Facebook and its role in the workplace: shooting the messenger

You know, for me, the most frustrating thing in the world has got to be hindsight. And coming up with that great question or comment too late.

People will talk - its what makes us - well, us.

I’ve just attended the Manchester 2011 Information Security Leaders seminar. Inevitably, discussion turned to Facebook use in the office.

Part of the event was an open-mike panel featuring some of the great and the good of the security industry and a couple of leading industry security figures. And Facebook made them nervous.

Afterwards, the question I wished I’d had the forethought to ask came to me…

Will banning Facebook improve your people’s perception of your company?

Occupational censorship

Whenever technology is involved, rational thinking somehow flies out the window replaced by some other alien pseudo-reality.
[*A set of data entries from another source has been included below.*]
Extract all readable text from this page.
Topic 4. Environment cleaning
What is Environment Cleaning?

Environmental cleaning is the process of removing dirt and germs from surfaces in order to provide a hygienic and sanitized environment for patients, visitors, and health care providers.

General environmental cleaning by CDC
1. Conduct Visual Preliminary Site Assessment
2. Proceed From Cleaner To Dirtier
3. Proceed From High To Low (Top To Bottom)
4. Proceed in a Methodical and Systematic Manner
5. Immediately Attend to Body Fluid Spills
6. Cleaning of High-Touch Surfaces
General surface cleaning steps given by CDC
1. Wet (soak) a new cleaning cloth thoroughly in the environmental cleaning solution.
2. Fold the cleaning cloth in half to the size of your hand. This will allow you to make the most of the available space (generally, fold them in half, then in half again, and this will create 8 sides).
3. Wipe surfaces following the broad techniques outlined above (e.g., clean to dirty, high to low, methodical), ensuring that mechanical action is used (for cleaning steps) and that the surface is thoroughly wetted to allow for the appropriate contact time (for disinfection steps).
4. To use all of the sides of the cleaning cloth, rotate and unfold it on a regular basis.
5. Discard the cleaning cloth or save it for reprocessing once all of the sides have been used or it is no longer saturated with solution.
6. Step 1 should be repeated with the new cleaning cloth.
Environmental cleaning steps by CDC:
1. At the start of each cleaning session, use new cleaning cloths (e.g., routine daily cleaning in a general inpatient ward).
We mustn’t type in words on Facebook because they may not be nice words.

As if banning Facebook will prevent us saying bad things about, well, bad things.

We will say bad things about stuff because the things are bad, not because some social technology makes it so. Facebook merely provides an outlet for saying so.

Wake up – its not the press that’s bad – its the subject of it

If there’s negative sentiment about your business, surely its better to address why people think that way, not that its being said. Facebook can actually help you – because it is centred in one place and therefore manageable.

So, doesn’t it make good sense to give staff a platform to voice their criticisms, where it can be addressed and turned around?

The Middle East has shown that closing comment channels doesn’t stop dissent. Acting vindictively is far more likely to get rid of you!

It speaks volumes about a business that seeks to restrict people’s unalienable right to free speech. It is an admission that your product or service is substandard, but you simply don’t want to make it better.

Five tips for a Facebook strategy in a corporate environment

This is how to join the conversation, not prevent it.

No 1: create an official company page and keep it up to date.

No 2: both management and staff should be encouraged to contribute.

No 3: take criticism on the chin. Its often well founded and mirrors your market.

No 4: react quickly. Don’t argue aggressively, discuss. Fix broken stuff. Improve.

No 5: shout about your success. Be positive about what you’ve achieved.

Controlling vindictive comments

I’m not pretending that some aggrieved member of staff may not have it in for you. We’re only human after all. But if that does happen, a reasoned and considered response can show everybody that you’re the good guy, doing the right thing.

Its essential though that you respond quickly, before you lose control of events. Bad situations always get worse when not dealt with quickly.

Be proud of your business

Don’t be afraid of what people might say about you. Look forward to the great things they’ll say when you do things right!